Como o brinquedo não foi avaliado pelo Instituto Nacional de Metrologia, Qualidade e Tecnologia (Inmetro), boa parte dos brinquedos é vendida de forma irregular, sem garantias de segurança.

Apesar de ainda não haver registro de acidentes no Brasil, relatos de problemas ocorridos em outros países já indicam o alto potencial de perigo do brinquedo, como engasgos, cortes na face e lesões nos olhos provocados pelo impacto da haste do “hand spinner”.

Pelas normas brasileiras, todos brinquedos precisam passar por avaliação do órgão e receber o selo de aprovação.

Para fazer avaliação antes de liberar o brinquedo para a venda, o Inmetro analisa peças pequenas que podem ser engolidas, pontas perigosas e bordas cortantes, por exemplo.

“O produto precisa cumprir com os requisitos técnicos definidos nas portarias vigentes sobre o tema e deve ser submetido aos ensaios previstos pelo processo de certificação, e, consequentemente, ostentar o selo de identificação da conformidade (marca do Inmetro).

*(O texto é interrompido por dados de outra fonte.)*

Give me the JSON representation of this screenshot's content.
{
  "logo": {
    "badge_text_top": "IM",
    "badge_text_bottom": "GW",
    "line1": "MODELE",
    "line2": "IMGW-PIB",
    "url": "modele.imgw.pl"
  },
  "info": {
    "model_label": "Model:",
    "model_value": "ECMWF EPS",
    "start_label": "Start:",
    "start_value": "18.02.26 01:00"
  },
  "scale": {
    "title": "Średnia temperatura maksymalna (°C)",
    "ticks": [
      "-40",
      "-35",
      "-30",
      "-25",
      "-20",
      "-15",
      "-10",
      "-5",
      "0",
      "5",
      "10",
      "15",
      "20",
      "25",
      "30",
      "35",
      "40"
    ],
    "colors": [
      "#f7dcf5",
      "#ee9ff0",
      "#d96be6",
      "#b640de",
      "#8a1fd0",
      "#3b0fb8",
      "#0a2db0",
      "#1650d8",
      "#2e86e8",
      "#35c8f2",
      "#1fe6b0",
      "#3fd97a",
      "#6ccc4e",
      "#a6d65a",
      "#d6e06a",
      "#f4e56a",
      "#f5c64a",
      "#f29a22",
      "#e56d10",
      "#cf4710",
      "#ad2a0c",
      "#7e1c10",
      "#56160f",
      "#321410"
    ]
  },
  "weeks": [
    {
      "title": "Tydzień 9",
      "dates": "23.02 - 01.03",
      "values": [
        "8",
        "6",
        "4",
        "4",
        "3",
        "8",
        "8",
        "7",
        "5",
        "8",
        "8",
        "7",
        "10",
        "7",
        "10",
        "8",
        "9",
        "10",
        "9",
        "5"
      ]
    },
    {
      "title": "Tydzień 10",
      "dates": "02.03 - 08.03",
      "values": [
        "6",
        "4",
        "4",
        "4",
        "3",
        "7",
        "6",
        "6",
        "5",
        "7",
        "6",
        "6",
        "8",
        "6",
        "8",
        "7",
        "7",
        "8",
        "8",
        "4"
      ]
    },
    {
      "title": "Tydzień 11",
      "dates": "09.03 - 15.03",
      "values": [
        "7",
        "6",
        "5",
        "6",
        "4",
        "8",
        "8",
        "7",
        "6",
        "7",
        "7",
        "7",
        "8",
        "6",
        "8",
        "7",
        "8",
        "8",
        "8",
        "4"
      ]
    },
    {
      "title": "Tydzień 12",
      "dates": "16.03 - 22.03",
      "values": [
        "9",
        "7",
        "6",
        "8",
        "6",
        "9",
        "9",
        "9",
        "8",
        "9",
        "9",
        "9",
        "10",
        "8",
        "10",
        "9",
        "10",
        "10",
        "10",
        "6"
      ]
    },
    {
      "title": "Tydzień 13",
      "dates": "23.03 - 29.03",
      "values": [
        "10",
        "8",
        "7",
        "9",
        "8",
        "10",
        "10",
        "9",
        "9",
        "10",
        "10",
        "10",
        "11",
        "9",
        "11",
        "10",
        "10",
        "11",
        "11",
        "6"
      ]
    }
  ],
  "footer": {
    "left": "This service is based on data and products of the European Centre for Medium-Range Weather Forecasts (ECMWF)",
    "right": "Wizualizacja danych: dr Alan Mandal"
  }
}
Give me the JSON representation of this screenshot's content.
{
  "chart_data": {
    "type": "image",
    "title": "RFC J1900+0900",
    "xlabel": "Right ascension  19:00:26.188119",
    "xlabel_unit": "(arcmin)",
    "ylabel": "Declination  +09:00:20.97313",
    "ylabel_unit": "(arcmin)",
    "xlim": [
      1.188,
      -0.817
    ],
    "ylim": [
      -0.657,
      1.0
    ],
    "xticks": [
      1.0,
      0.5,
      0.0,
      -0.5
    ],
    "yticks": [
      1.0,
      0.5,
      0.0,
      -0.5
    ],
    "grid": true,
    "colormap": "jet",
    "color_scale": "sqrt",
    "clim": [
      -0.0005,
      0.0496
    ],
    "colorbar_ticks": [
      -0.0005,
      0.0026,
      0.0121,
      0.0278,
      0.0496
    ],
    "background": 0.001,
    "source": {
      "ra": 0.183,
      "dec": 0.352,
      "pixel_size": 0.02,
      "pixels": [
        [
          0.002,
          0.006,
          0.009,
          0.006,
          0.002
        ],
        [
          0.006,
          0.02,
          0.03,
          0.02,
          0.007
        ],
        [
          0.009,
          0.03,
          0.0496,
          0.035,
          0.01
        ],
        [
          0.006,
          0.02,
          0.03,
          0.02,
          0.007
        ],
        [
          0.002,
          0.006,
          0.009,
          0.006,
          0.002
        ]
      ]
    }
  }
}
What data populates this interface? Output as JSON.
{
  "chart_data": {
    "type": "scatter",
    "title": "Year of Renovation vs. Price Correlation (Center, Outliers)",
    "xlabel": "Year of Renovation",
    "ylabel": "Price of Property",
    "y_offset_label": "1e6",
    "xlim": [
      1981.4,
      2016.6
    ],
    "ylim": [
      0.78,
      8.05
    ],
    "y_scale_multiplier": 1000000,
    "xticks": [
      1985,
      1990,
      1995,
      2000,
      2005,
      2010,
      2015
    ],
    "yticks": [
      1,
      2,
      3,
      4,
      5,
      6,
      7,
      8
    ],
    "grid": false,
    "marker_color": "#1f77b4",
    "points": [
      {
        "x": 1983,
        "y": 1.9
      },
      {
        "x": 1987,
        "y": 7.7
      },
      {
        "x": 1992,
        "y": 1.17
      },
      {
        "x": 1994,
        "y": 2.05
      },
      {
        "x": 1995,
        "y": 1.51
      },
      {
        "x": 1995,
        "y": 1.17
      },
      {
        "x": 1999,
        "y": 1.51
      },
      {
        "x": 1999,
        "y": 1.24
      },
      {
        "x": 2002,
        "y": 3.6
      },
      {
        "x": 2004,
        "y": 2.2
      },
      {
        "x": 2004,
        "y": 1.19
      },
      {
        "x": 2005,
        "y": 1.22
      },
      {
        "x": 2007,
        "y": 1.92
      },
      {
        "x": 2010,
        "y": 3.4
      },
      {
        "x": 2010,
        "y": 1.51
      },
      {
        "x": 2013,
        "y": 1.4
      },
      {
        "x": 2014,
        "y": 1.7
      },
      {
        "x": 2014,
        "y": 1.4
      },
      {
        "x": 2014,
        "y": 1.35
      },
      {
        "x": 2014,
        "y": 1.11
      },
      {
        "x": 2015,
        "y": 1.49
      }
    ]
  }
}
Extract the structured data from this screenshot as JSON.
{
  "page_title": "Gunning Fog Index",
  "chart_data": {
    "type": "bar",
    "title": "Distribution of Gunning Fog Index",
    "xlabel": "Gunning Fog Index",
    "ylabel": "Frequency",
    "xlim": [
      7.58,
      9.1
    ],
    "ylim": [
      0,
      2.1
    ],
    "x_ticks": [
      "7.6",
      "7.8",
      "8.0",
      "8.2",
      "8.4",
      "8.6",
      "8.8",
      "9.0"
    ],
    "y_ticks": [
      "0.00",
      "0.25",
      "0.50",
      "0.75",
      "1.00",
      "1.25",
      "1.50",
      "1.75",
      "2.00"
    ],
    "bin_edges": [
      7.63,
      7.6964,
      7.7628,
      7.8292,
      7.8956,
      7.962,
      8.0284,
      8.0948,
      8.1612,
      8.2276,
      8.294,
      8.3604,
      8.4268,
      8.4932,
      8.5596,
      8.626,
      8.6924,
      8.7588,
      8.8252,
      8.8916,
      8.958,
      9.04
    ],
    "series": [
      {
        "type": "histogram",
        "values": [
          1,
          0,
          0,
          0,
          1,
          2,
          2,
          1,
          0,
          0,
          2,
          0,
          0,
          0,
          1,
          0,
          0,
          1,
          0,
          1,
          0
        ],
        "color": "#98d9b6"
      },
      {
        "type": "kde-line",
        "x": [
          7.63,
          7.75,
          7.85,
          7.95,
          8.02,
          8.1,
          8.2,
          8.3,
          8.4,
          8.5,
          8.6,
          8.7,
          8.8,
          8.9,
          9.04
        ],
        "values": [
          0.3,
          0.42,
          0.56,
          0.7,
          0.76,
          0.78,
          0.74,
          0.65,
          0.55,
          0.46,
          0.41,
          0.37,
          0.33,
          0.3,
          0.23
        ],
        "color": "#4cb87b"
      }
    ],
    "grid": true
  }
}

Caso contrário, estará irregular no mercado e as empresas que o comercializarem estarão sujeitas às sanções previstas em lei”, informou o Inmetro, em nota.

Das mais diversas cores e tamanhos, os “hand spinner” são a nova sensação do público infantil. De crianças a idosos, o brinquedo que permite que o usuário faça diferentes movimentos é sucesso no mundo todo, e é vendido como forma de reduzir ansiedade, stress e até mesmo a melhorar a concentração.